Rabbi Yaakov Taubes, OU-JLIC Torah Educator at University of Pennsylvania


Question: My professor regularly records her lectures and posts them to a class website. This year, many Yamim Tovim fall out during the week. Is it okay for me to listen after yom tov to a class that was recorded on yom tov?

Answer: Yes, you can listen to a class recorded on yom tov after yom tov. While some variations of this question are more complicated, a recording made for the general benefit of the class may be listened to after yom tov.

Rabbi Noam Friedman, OU-JLIC Torah Educator at Columbia University/Barnard College


Question: I purchased a parking pass for the semester. Am I permitted to give it to a friend on a day I am not coming to school to use so they do not have to pay for parking that day?

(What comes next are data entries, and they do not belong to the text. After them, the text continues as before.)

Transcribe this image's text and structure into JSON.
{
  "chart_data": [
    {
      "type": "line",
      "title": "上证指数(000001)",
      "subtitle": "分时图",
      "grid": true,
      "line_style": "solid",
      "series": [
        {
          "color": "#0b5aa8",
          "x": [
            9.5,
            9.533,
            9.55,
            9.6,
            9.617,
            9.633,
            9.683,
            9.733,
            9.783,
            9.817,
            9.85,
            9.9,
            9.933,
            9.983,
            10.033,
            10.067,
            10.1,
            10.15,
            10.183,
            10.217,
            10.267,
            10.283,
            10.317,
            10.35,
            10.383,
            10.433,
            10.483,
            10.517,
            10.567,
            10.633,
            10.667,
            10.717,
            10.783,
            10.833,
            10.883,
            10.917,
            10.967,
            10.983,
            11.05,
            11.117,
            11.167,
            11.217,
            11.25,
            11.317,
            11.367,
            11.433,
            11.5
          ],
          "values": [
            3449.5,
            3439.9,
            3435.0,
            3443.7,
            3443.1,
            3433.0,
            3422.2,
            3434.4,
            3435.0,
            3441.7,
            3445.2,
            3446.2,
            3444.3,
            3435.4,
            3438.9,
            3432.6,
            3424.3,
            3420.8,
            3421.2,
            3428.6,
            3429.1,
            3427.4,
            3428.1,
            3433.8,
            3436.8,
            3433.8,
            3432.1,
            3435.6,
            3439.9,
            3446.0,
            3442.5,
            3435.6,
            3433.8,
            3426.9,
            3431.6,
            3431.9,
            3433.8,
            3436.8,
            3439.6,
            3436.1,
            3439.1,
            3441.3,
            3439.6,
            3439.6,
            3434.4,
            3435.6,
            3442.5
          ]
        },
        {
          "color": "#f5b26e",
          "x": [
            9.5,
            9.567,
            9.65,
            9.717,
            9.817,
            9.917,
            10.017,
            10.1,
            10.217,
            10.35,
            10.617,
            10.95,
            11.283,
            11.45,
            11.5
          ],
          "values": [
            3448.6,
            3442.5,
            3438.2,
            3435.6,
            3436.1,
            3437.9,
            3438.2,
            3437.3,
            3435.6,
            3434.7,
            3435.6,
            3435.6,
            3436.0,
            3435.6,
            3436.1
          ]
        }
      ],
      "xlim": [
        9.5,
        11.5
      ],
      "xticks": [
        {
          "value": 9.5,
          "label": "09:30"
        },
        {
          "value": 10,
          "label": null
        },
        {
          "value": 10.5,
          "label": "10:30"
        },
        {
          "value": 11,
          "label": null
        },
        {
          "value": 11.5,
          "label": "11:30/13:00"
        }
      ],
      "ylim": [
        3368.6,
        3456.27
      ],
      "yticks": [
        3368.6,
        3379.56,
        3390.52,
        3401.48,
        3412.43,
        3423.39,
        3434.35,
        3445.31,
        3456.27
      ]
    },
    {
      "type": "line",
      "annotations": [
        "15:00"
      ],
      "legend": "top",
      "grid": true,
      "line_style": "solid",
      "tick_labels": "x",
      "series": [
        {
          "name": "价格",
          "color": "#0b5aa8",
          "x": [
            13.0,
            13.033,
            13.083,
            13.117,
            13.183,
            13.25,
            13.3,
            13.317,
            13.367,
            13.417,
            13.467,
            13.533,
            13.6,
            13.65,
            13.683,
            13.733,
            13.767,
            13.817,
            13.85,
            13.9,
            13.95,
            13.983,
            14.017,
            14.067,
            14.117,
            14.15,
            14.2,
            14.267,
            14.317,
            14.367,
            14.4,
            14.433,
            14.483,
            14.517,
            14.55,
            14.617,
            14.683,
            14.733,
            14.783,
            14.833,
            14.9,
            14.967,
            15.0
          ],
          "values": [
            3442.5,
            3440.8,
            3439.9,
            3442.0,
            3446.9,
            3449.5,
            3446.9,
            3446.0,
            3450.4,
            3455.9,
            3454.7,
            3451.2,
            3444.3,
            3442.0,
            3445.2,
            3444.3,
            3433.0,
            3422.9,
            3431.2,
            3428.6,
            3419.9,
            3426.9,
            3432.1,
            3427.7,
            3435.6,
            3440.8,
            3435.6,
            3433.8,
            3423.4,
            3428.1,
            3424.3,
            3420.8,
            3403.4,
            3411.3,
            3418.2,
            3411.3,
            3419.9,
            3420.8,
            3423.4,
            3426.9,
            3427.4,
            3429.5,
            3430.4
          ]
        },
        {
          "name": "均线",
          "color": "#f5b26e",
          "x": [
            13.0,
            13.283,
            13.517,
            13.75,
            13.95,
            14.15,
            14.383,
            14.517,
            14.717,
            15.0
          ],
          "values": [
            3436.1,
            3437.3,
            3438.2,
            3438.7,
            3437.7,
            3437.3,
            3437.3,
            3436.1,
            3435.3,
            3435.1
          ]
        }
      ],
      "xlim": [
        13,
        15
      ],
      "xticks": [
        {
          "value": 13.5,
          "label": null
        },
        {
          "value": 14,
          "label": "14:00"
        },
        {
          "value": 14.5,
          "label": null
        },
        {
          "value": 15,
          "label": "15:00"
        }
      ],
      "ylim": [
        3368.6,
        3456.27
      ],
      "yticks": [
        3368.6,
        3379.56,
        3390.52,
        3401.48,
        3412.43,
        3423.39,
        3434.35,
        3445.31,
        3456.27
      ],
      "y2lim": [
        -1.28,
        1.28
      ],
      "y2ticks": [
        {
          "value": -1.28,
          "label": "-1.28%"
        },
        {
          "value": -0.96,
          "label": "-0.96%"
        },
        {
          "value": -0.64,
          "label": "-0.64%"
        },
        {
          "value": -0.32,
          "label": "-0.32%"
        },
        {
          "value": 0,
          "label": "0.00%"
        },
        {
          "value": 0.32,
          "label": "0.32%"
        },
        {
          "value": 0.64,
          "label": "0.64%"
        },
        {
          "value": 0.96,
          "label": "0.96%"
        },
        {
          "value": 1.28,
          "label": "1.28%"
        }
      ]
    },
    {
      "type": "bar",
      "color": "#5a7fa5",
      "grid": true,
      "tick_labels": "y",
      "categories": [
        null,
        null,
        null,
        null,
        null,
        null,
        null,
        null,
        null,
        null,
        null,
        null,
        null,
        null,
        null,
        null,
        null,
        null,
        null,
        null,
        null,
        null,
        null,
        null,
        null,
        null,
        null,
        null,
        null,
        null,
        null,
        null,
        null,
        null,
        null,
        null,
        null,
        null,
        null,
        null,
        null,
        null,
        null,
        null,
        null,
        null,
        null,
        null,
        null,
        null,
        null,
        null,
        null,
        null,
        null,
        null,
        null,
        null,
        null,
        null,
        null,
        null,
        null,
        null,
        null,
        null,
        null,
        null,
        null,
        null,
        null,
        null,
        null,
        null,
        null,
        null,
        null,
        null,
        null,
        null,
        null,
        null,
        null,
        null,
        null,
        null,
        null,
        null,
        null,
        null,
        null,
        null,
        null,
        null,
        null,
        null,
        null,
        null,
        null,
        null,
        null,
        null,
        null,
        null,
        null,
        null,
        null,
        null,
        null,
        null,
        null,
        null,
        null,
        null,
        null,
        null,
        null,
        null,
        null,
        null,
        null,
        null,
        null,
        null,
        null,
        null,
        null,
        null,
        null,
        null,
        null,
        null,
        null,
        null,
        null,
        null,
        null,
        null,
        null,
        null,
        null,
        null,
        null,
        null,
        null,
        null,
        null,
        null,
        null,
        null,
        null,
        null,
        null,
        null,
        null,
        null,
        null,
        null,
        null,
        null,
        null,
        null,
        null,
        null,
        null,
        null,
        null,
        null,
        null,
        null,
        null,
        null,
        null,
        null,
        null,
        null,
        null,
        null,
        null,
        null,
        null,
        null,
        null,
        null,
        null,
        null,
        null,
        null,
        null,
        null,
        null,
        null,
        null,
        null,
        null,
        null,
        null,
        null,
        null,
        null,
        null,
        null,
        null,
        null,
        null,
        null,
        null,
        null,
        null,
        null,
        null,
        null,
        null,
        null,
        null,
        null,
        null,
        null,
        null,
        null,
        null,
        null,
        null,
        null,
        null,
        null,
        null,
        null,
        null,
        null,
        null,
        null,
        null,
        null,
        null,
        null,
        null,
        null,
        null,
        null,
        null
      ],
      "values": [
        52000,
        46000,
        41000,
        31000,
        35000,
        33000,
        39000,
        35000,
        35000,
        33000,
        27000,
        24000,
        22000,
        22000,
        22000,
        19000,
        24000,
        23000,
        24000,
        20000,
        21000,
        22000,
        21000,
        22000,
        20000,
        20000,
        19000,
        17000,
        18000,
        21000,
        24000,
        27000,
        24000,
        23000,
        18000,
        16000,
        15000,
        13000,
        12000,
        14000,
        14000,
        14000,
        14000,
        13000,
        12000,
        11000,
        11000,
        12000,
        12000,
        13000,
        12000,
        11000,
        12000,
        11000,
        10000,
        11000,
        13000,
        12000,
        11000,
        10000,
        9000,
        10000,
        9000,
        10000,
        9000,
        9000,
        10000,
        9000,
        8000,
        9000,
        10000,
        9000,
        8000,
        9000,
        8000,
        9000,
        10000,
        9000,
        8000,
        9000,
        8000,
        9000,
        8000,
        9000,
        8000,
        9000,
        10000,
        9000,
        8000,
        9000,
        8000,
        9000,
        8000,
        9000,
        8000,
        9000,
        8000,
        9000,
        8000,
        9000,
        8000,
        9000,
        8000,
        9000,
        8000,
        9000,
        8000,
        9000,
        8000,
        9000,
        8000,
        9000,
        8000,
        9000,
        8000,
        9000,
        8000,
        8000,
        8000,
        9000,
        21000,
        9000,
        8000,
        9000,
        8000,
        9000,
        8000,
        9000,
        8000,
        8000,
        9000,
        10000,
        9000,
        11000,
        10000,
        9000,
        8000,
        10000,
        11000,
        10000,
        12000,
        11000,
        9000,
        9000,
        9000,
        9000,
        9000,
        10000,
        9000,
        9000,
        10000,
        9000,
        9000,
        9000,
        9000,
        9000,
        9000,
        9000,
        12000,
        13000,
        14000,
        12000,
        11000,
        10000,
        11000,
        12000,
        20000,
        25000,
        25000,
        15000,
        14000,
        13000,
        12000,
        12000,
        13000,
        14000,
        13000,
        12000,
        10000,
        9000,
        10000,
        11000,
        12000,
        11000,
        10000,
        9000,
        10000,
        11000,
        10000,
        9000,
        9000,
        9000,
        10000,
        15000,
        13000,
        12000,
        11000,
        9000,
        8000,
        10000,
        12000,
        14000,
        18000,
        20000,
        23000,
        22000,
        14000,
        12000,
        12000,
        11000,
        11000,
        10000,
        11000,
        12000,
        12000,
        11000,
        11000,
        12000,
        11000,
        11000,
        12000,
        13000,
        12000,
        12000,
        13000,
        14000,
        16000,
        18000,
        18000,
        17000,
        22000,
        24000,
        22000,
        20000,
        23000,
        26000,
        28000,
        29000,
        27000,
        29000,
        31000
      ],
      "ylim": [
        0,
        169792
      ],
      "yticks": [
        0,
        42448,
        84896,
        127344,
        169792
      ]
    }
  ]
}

Answer: If the terms of the parking pass state explicitly that this pass is to be used by the purchaser only and it is not transferable, then one cannot share their pass with their friend. They could lend their car to their friend for the day to use or else they could include them on the pass and in which case it becomes a carpool parking pass which allows for multiple vehicles and various owners.